MATLAB PROJECT
Hyperspectral Image
Unmixing With Endmember Bundles and Group Sparsity Inducing Mixed Norms
Abstract:
Hyperspectral images
provide much more information than conventional imaging techniques, allowing a
precise identification of the materials in the observed scene, but because of
the limited spatial resolution, the observations are usually mixtures of the
contributions of several materials. The spectral unmixing problem aims at
recovering the spectra of the pure materials of the scene (endmembers), along
with their proportions (abundances) in each pixel. In order to deal with the
intra-class variability of the materials and the induced spectral variability
of the endmembers, several spectra per material, constituting endmember
bundles, can be considered. However, the usual abundance estimation techniques
do not take advantage of the particular structure of these bundles, organized
into groups of spectra. In this paper, we propose to use group sparsity by
introducing mixed norms in the abundance estimation optimization problem.

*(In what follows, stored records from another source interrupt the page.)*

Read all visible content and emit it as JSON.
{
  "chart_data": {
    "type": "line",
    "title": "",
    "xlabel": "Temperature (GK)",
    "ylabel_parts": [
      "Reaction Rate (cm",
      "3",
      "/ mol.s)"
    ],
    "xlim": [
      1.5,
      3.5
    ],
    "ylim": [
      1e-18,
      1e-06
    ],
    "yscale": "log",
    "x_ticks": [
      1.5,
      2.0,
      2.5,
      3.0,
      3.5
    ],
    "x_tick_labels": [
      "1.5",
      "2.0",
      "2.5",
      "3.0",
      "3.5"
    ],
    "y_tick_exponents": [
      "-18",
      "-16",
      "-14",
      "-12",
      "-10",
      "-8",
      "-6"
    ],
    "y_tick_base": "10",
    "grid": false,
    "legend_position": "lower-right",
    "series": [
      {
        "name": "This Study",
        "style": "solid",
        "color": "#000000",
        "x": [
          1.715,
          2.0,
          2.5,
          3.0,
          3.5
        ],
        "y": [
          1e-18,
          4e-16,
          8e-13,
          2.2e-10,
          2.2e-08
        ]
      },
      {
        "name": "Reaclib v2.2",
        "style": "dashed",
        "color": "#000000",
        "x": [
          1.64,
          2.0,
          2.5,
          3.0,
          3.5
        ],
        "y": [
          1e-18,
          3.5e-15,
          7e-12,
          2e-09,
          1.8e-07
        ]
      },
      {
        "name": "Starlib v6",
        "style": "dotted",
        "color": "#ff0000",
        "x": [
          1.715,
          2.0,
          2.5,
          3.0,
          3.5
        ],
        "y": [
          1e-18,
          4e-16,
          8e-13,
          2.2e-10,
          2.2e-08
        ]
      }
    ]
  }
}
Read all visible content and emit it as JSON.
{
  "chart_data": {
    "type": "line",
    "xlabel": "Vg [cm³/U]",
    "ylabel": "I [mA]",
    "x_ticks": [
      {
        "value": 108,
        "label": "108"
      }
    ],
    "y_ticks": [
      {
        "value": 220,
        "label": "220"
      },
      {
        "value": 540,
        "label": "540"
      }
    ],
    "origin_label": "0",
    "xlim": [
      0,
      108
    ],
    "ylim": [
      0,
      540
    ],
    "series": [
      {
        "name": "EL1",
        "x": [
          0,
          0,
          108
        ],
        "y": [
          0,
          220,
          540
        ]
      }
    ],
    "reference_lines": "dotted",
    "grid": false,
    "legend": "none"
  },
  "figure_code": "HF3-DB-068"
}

In
particular, we propose a new penalty, which simultaneously enforces group and
within-group sparsity, to the cost of being nonconvex. All the proposed
penalties are compatible with the abundance sum-to-one constraint, which is not
the case with traditional sparse regression. We show on simulated and real
datasets that well-chosen penalties can significantly improve the unmixing
performance compared to classical sparse regression techniques or to the naive
bundle approach.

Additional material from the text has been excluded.